Он вызвал помощника, что-то тихо сказал. Женщина смиренно заворачивала в кулек картонную коробку, кланялась, шла за помощником. Ивлев, сутулясь, провожал ее до дверей.
— Виктор Андреевич, — обернулся он к Белосельцеву. — Мне надо поговорить с вами по душам. Здесь не хочу, повсюду уши, — он показал на дубовые потолки и стены. — В коридорах проходу не дадут, станут отвлекать. Уж не сочтите за труд, давайте оденемся, прогуляемся где-нибудь по соседству. Ну хоть по Манежной площади, в подземном торговом центре.
Они надели пальто и шапки, покинули Думу. Миновали два окоченелых пикета, погибавших на морозном ветру ради бронзового памятника, который лежал плашмя на московском пустыре, засыпанный снегом. Рты пикетчиков, как водостоки, были наполнены льдом, и они глазами, одни — восторженными, другие — ненавидящими, проводили Ивлева. Манежная площадь открылась с угла Тверской. Белосельцев оглядывал ее, словно впервые, исследуя ее новый, после реконструкции облик. Площадь, прежде пустая, как поле, без людей и машин, предвосхищала своей пустотой розовый Кремль, который казался огромным, парящим, удаленным на благородное расстояние от толкучки города. Его шатровые башни, зубчатые стены, янтарный царский дворец, чьи окна напоминали женские открытые шеи в кружевных воротниках, представали любящему восхищенному взгляду. На синем асфальте площади стояли каре парадов, ожидая пения трубы, чтобы дрогнуть и тяжелыми литыми брусками двинуться к мавзолею в колыхании штыков и знамен. Тут дымились колонны танков, ряды самоходных гаубиц, готовых в лязге и трясении земли пройти вдоль трибун, расползаясь на две стороны, вокруг Василия Блаженного, затмевая резные купола синей гарью моторов. Через площадь в дни похорон медленно катили лафеты, везя погребальные урны, и солдаты, как журавли, вышагивали на длинных ногах, описывая штыками солнечные мерные дуги. В дни демонстраций и митингов площадь заливала толпа, чернела в морозном воздухе до белых колонн Манежа. В смоляном вареве, в ртутных испарениях краснели знамена, перекатывались гулы и рокоты, и единым дыханием и хрипом толпа выкликала: «Макашов!.. Макашов!..»

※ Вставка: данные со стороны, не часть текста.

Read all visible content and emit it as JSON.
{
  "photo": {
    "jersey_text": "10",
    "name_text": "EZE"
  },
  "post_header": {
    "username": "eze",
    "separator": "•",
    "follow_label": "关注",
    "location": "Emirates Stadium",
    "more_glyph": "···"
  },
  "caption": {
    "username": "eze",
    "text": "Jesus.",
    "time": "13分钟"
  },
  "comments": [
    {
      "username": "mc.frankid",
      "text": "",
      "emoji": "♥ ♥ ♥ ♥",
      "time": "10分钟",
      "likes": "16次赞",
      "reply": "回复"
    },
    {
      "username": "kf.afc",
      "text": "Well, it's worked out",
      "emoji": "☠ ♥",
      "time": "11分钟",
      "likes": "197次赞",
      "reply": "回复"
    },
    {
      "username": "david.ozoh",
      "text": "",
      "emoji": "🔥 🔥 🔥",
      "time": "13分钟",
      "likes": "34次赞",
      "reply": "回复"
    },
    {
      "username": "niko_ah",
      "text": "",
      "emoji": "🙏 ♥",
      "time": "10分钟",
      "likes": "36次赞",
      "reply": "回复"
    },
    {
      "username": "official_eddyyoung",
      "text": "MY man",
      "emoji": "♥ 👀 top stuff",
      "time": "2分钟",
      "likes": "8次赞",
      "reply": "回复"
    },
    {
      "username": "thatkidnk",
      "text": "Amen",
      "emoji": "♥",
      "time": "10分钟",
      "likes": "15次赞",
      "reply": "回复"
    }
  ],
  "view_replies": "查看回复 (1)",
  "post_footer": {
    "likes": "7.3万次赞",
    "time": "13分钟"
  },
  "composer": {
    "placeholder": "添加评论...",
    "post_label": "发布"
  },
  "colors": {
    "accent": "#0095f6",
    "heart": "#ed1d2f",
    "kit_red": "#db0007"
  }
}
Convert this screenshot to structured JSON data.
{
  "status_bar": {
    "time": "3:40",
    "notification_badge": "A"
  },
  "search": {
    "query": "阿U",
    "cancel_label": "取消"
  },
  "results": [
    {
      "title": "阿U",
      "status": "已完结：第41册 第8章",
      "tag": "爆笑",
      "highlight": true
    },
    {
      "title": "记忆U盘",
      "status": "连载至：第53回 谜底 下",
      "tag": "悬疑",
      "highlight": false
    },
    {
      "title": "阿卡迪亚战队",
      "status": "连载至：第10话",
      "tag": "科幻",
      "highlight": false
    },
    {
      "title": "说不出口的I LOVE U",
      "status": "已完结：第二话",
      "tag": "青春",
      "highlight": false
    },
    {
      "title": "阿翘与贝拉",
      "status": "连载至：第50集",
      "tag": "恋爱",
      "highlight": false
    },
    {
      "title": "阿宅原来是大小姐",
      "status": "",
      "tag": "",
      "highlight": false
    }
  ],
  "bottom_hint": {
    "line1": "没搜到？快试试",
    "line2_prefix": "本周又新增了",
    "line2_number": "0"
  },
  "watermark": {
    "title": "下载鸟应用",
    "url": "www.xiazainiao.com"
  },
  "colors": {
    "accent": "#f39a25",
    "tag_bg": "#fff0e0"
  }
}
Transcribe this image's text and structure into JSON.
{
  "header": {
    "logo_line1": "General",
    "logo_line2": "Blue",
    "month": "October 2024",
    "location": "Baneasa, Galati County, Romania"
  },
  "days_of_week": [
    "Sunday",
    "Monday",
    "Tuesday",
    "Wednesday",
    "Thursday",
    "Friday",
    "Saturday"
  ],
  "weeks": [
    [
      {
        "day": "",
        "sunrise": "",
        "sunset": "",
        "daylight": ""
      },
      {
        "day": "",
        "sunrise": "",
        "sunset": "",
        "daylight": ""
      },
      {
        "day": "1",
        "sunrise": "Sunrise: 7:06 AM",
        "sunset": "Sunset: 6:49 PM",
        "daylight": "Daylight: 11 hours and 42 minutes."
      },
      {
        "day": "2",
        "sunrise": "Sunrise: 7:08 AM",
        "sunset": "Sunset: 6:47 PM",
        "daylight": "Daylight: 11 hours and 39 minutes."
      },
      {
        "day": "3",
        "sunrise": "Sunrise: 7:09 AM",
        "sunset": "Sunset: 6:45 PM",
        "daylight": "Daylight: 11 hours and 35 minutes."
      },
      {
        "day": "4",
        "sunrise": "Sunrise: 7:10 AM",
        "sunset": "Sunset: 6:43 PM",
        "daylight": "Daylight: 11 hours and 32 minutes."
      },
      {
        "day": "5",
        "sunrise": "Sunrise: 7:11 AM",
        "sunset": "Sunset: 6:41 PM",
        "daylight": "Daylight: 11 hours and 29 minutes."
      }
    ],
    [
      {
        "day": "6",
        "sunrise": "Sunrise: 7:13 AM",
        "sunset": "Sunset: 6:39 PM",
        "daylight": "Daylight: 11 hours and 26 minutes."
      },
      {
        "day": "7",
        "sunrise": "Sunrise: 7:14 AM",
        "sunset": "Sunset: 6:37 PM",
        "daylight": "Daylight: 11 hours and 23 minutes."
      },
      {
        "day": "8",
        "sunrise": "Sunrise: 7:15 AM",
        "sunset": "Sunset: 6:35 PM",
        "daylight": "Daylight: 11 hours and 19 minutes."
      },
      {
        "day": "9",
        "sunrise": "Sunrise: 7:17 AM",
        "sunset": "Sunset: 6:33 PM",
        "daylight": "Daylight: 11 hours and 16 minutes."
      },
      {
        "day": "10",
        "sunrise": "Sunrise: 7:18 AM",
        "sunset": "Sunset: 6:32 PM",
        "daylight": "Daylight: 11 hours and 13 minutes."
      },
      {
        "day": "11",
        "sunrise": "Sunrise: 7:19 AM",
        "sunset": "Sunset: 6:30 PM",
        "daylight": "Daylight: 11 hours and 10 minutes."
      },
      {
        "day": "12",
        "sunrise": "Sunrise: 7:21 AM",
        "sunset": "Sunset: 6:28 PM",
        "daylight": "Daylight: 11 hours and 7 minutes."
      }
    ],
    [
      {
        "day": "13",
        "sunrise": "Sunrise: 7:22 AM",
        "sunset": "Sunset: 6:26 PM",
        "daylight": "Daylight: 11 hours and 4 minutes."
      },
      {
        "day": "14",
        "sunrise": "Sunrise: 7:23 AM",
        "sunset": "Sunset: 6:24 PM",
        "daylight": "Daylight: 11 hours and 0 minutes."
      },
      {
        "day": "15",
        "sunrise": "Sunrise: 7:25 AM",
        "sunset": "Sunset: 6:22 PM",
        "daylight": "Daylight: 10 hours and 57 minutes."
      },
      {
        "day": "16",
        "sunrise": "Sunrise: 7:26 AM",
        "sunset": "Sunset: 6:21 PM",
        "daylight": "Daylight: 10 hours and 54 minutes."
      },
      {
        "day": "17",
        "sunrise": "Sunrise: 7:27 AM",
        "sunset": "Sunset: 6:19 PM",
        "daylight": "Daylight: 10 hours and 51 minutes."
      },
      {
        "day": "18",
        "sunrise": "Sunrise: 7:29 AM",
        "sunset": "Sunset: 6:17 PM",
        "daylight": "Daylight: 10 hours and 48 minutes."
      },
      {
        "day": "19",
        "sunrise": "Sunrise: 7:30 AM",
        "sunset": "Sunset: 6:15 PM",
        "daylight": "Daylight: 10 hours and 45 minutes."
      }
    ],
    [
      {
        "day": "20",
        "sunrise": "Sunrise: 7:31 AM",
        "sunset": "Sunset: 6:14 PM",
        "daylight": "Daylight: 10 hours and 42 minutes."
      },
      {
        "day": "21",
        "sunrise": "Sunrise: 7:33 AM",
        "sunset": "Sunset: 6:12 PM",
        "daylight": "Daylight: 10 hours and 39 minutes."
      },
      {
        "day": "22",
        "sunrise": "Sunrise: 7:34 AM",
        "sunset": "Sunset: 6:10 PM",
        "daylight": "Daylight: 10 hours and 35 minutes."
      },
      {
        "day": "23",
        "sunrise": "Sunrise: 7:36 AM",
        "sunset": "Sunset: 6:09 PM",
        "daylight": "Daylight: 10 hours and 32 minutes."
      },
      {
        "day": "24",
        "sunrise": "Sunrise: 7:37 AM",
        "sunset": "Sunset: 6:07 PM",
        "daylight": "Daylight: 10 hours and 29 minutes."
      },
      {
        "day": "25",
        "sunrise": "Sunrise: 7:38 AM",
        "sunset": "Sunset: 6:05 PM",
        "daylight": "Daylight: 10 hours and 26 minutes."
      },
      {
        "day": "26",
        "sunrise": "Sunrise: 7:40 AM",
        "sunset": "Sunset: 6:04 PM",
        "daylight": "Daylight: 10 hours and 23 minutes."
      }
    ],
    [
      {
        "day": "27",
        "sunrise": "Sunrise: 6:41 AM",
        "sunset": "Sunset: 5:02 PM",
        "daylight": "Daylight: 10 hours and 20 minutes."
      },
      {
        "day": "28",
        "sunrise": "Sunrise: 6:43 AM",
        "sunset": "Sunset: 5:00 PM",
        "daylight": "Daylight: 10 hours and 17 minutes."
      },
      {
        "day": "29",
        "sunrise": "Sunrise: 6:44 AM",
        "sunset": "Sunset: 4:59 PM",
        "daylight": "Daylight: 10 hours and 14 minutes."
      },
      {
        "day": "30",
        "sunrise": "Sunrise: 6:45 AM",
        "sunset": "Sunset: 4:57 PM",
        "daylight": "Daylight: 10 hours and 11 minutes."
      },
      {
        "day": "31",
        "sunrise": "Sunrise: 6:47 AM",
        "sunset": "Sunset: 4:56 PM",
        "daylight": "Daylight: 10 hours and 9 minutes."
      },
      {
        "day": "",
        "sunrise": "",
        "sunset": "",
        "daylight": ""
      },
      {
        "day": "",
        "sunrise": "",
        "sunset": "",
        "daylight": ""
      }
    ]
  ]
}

Теперь же площадь была покрыта хрупкими балюстрадами, измельченными фонарными столбиками, среди которых виднелись плоские стеклянные пузыри, похожие на грязные вздутия льда, и весь ее нелепый, безвкусно застроенный вид отвлекал от Кремля, беспокоил взгляд, будто в глаза надуло сор.
Москвичи полагали, что московский мэр, ненавистник протестных шествий, напускавший на толпу милицейские отряды с дубинками, специально застроил площадь, чтобы отнять ее у простого народа. Вырыл в ней котлован, устроил торговый центр, а сверху, как плиту с кастрюлями, накрыл стеклянными крышками.